Sir Marc Isambard Brunel, FRS, FRSE (1769-1849) was a French-born engineer who settled in the United Kingdom. He preferred the name Isambard, but is generally known to history as Marc to avoid confusion with his more famous son Isambard Kingdom Brunel.

1769 April 25th. Born the younger son of a farmer in Normandy, initially he was set to train for the priesthood, but had a more practical mind, and became a naval officer cadet instead.

In 1793, after the French Revolution, he fled to the United States. Brunel arrived in New York on 6 September 1793, and he subsequently travelled to Philadelphia and Albany. He got involved in a scheme to link the Hudson River by canal with Lake Champlain, and also submitted a design for the new Capitol building to be built in Washington. The judges were very impressed with the design, but it was not selected. In 1796, after taking American citizenship, Brunel was appointed Chief Engineer of the city of New York. He designed various houses, docks, commercial buildings, an arsenal, and a cannon factory. No official records exist of the projects that he carried out in New York, as it seems likely that the documents were destroyed in the New York Draft Riots of 1863.

In 1799 he moved to Britain, which presented greater opportunities for the development of mass-production machinery, and which was the home of his future wife Sophia Kingdom, whom he had met in France.

1799 Married Sophia Kingdom in Holborn.

Brunel’s initial success was with a method for production of rigging blocks (pulleys) for the navy at the Portsmouth Block Mills – the first genuine industrial production line: (his collaborators included Samuel Bentham and Henry Maudslay).

He was a notable mechanical engineer, and did much to develop saw milling machinery, undertaking contracts for the British Government at Chatham and Woolwich dockyards, building on his experience at the Portsmouth Block Mills.

1806 Birth of son Isambard

1806 He built himself a sawmill in partnership with a Mr.

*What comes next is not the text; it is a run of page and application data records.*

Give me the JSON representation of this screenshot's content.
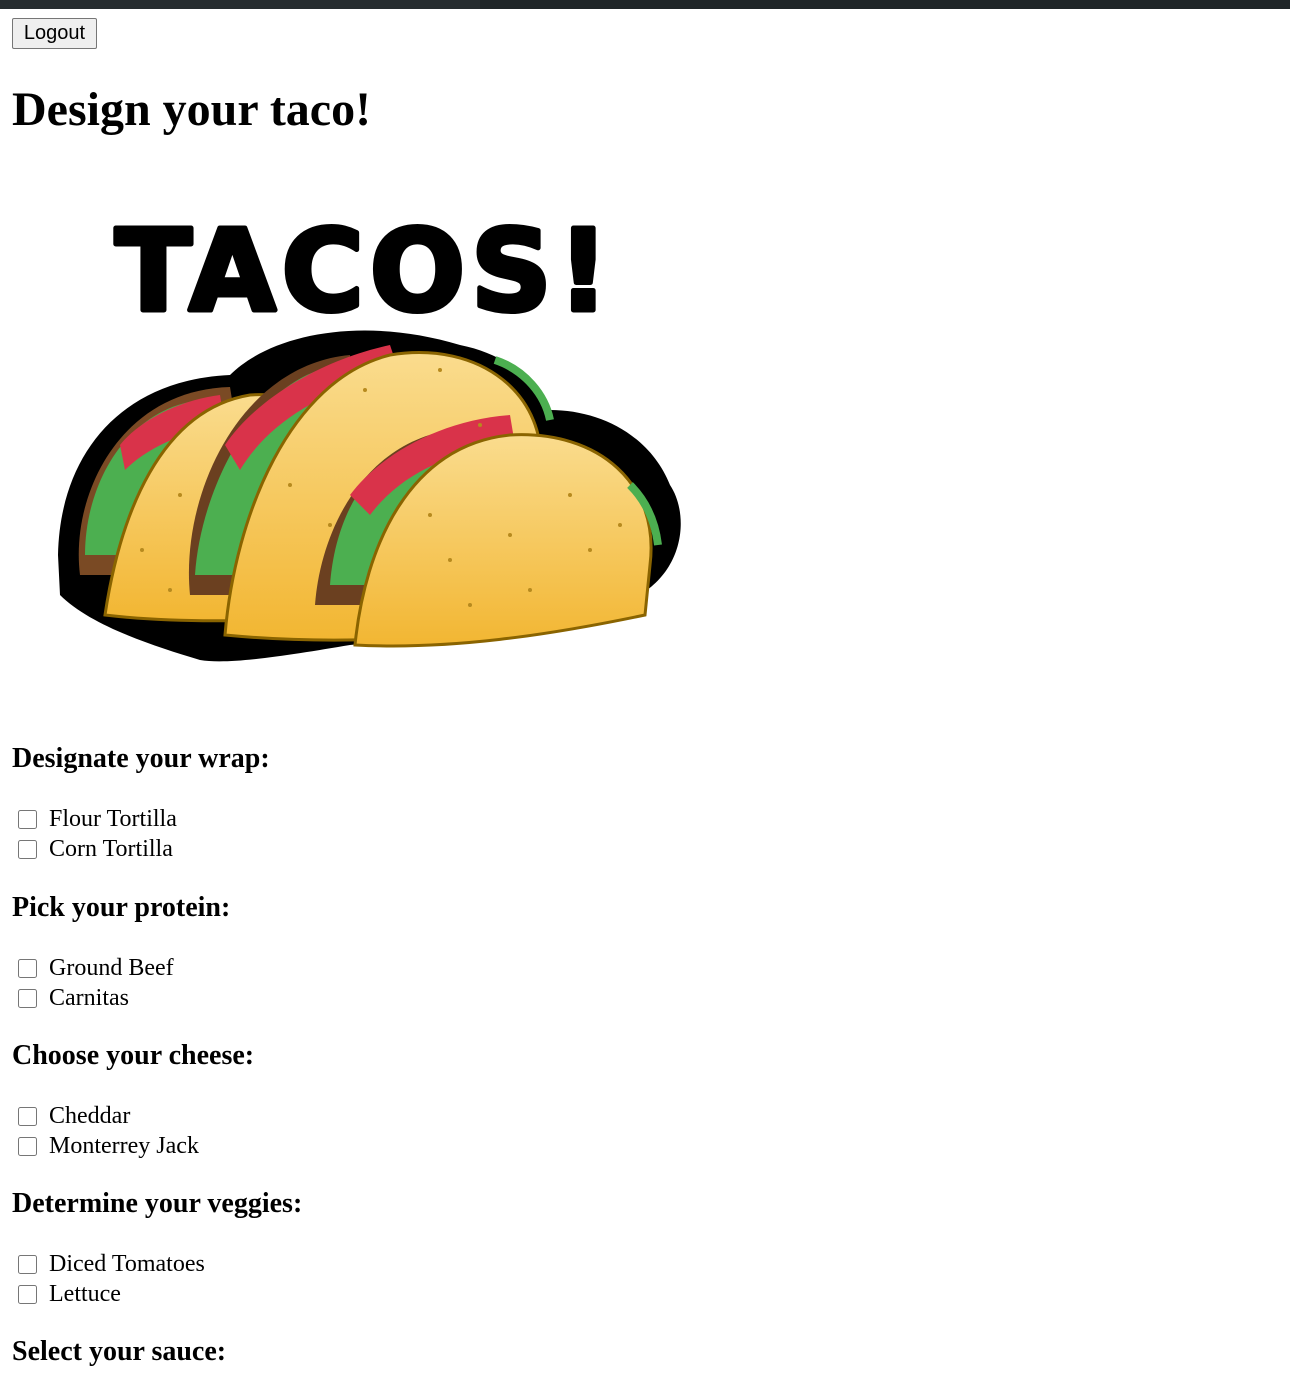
{
  "header": {
    "logout_label": "Logout"
  },
  "page": {
    "title": "Design your taco!"
  },
  "logo": {
    "text": "TACOS!"
  },
  "sections": [
    {
      "title": "Designate your wrap:",
      "options": [
        "Flour Tortilla",
        "Corn Tortilla"
      ]
    },
    {
      "title": "Pick your protein:",
      "options": [
        "Ground Beef",
        "Carnitas"
      ]
    },
    {
      "title": "Choose your cheese:",
      "options": [
        "Cheddar",
        "Monterrey Jack"
      ]
    },
    {
      "title": "Determine your veggies:",
      "options": [
        "Diced Tomatoes",
        "Lettuce"
      ]
    },
    {
      "title": "Select your sauce:",
      "options": []
    }
  ]
}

Farthing at Battersea, London (burnt down in 1814), and designed sawmills for entrepreneurs. He developed machinery for mass producing soldiers’ boots, but before this could reach full production demand ceased due to the end of the Napoleonic Wars. Brunel subsequently was bankrupted and served time in the King’s Bench Prison in Southwark.

1807 Moved house to 4 Lindsey Road Chelsea

1812 Brunel entered a partnership with James Farthing and William Farthing and they became contractors to the army to supply boots.

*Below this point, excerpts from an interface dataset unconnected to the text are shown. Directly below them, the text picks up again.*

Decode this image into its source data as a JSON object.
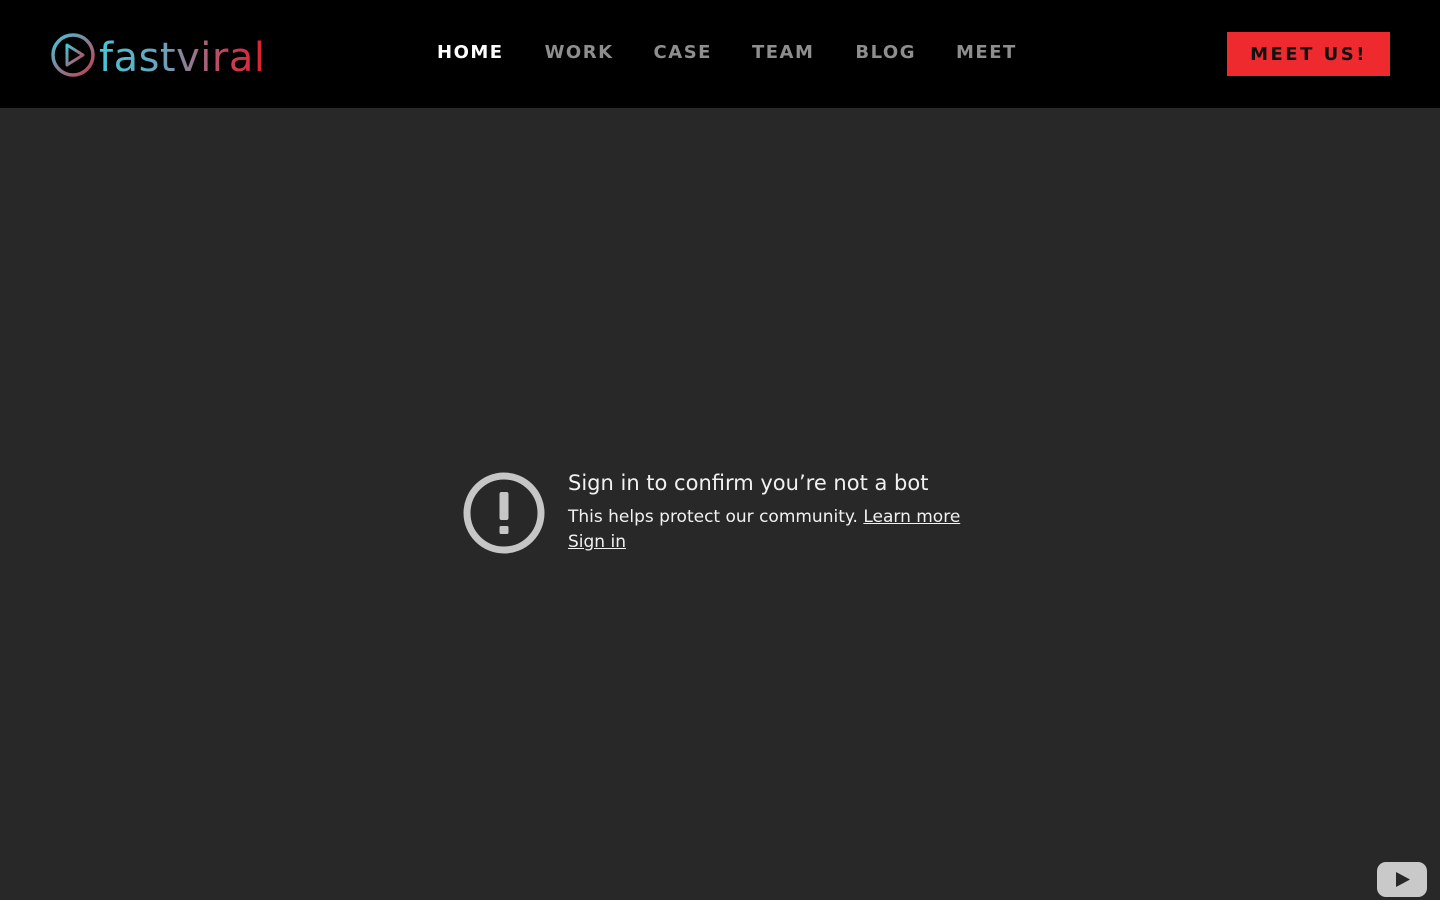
{
  "brand": {
    "name": "fastviral",
    "icon": "play-circle-icon"
  },
  "nav": {
    "items": [
      {
        "label": "HOME",
        "active": true
      },
      {
        "label": "WORK",
        "active": false
      },
      {
        "label": "CASE",
        "active": false
      },
      {
        "label": "TEAM",
        "active": false
      },
      {
        "label": "BLOG",
        "active": false
      },
      {
        "label": "MEET",
        "active": false
      }
    ]
  },
  "cta": {
    "label": "MEET US!"
  },
  "embed": {
    "icon": "alert-circle-icon",
    "title": "Sign in to confirm you’re not a bot",
    "message": "This helps protect our community.",
    "learn_more": "Learn more",
    "sign_in": "Sign in",
    "player_icon": "youtube-logo-icon"
  },
  "colors": {
    "header_bg": "#000000",
    "page_bg": "#282828",
    "accent": "#ee2a2e",
    "nav_active": "#ffffff",
    "nav_inactive": "#8e8e8e",
    "brand_teal": "#45c6d8",
    "brand_red": "#e0202c"
  }
}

1812-13 Installed a frame-saw mill in the carriage factory at Woolwich Arsenal

1821 Re-established the sawmill with two brothers named Hollingsworth and a cousin of Sophia’s called Mudge. In c1828 these sawmills were acquired by John and James Watson and Co

Designed two suspension bridges for l’île de Bourbon (now called La Réunion) on behalf of the French Government. They were constructed and assembled near Sheffield by the Milton Iron Works, who ‘proved unsatisfactory contractors’. The bridges were examined in England by M. Navier. They were shipped from Gravesend on 29 November 1823. The larger bridge had a single central tower, and had both suspension chains and under-chains, and from the central tower projected two spans of 131.7 ft. The smaller bridge had two towers and a single span of 131.7 ft. The towers comprised triangular cast iron frames on masonry bases.

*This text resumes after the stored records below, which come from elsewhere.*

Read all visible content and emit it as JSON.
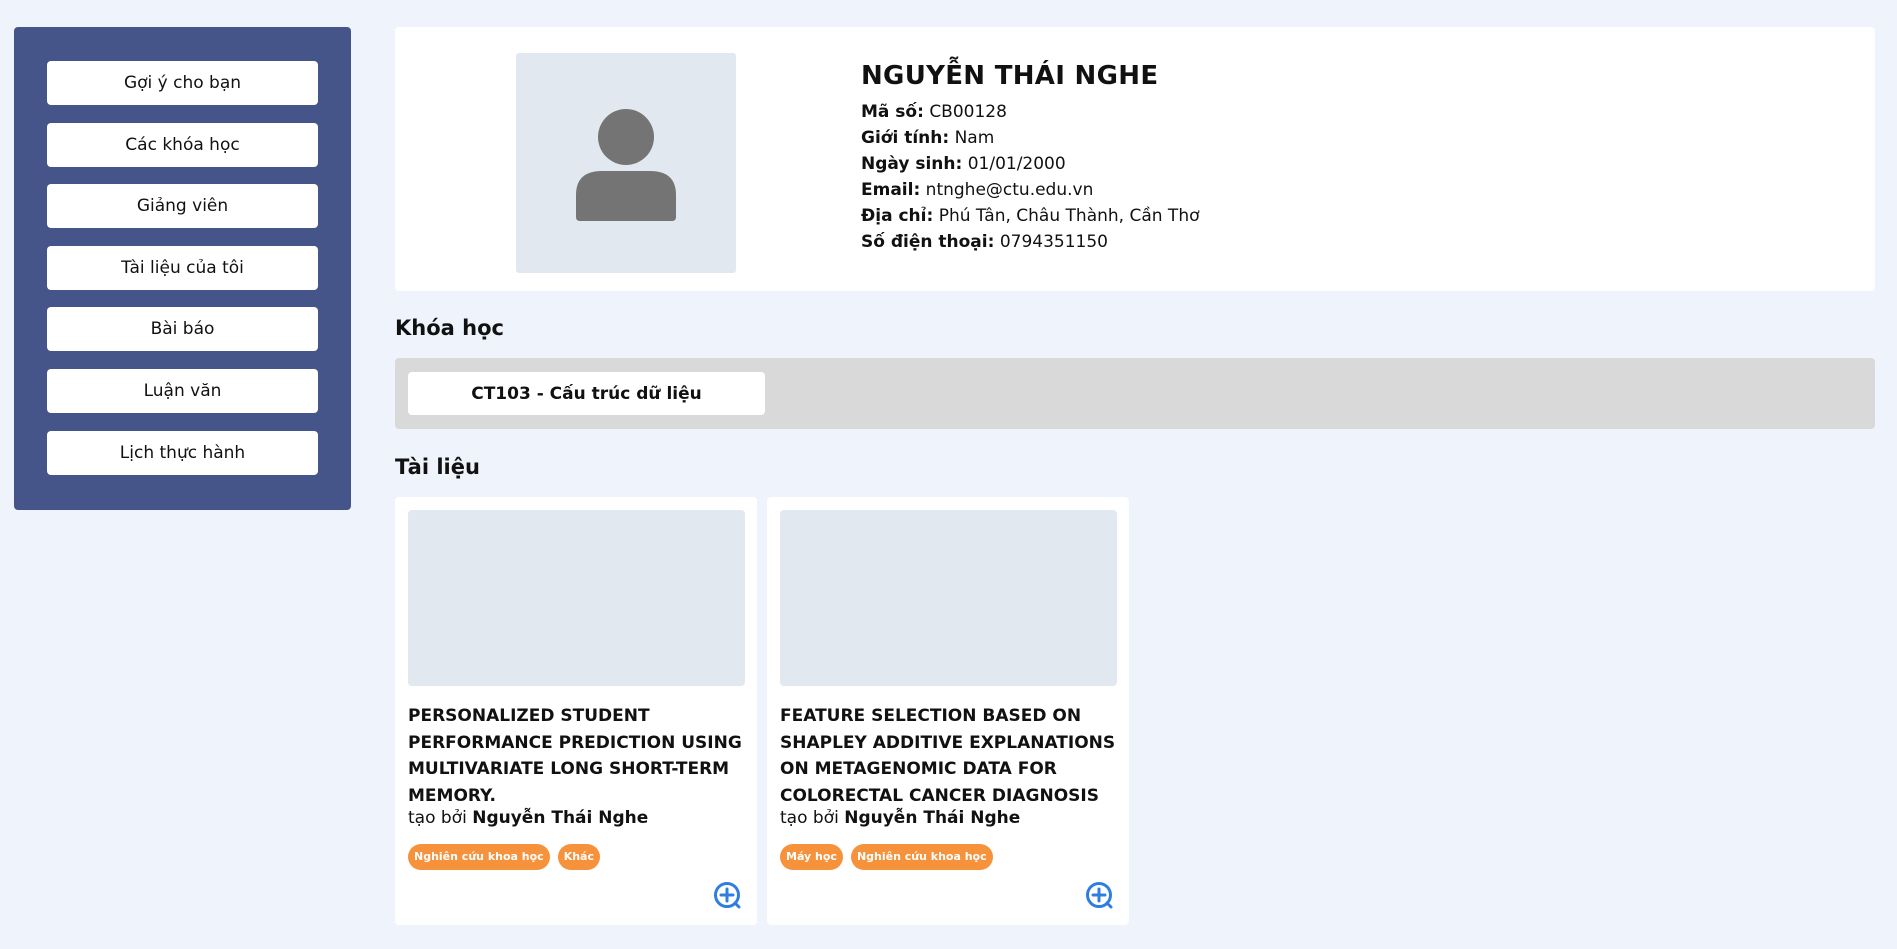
{
  "sidebar": {
    "items": [
      {
        "label": "Gợi ý cho bạn"
      },
      {
        "label": "Các khóa học"
      },
      {
        "label": "Giảng viên"
      },
      {
        "label": "Tài liệu của tôi"
      },
      {
        "label": "Bài báo"
      },
      {
        "label": "Luận văn"
      },
      {
        "label": "Lịch thực hành"
      }
    ]
  },
  "profile": {
    "name": "NGUYỄN THÁI NGHE",
    "fields": [
      {
        "label": "Mã số:",
        "value": "CB00128"
      },
      {
        "label": "Giới tính:",
        "value": "Nam"
      },
      {
        "label": "Ngày sinh:",
        "value": "01/01/2000"
      },
      {
        "label": "Email:",
        "value": "ntnghe@ctu.edu.vn"
      },
      {
        "label": "Địa chỉ:",
        "value": "Phú Tân, Châu Thành, Cần Thơ"
      },
      {
        "label": "Số điện thoại:",
        "value": "0794351150"
      }
    ]
  },
  "courses": {
    "title": "Khóa học",
    "items": [
      {
        "label": "CT103 - Cấu trúc dữ liệu"
      }
    ]
  },
  "documents": {
    "title": "Tài liệu",
    "author_prefix": "tạo bởi",
    "items": [
      {
        "title": "PERSONALIZED STUDENT PERFORMANCE PREDICTION USING MULTIVARIATE LONG SHORT-TERM MEMORY.",
        "author": "Nguyễn Thái Nghe",
        "tags": [
          "Nghiên cứu khoa học",
          "Khác"
        ]
      },
      {
        "title": "FEATURE SELECTION BASED ON SHAPLEY ADDITIVE EXPLANATIONS ON METAGENOMIC DATA FOR COLORECTAL CANCER DIAGNOSIS",
        "author": "Nguyễn Thái Nghe",
        "tags": [
          "Máy học",
          "Nghiên cứu khoa học"
        ]
      }
    ]
  },
  "colors": {
    "sidebar_bg": "#465589",
    "page_bg": "#eff3fb",
    "tag_bg": "#f6923c",
    "add_icon": "#2f7de1"
  },
  "icons": {
    "avatar": "user-silhouette-icon",
    "add": "plus-circle-icon"
  }
}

His most notable achievement was the Thames Tunnel, which was built for horse-drawn traffic but due to bankruptcy was first used by pedestrians, and now carries the East London Line of the London Underground. In the construction of the tunnel he pioneered the use of the tunnelling shield, a moving framework which protected workers from tunnel collapses when working in water-bearing ground. The shield was designed by his son, Isambard Kingdom Brunel, and built by Maudslay who also supplied the steam pumps. The tunnel was authorised by Parliament in 1824, and started in 1825, but due to technical and financial difficulties was not opened until 1843.

1823 – became a member of the Institution of Civil Engineers.

He was knighted for his contribution to engineering in 1841 and had been made a Fellow of the Royal Society in 1814.

1849 December 12th. Died.

Like his son, he is buried in Kensal Green Cemetery, London.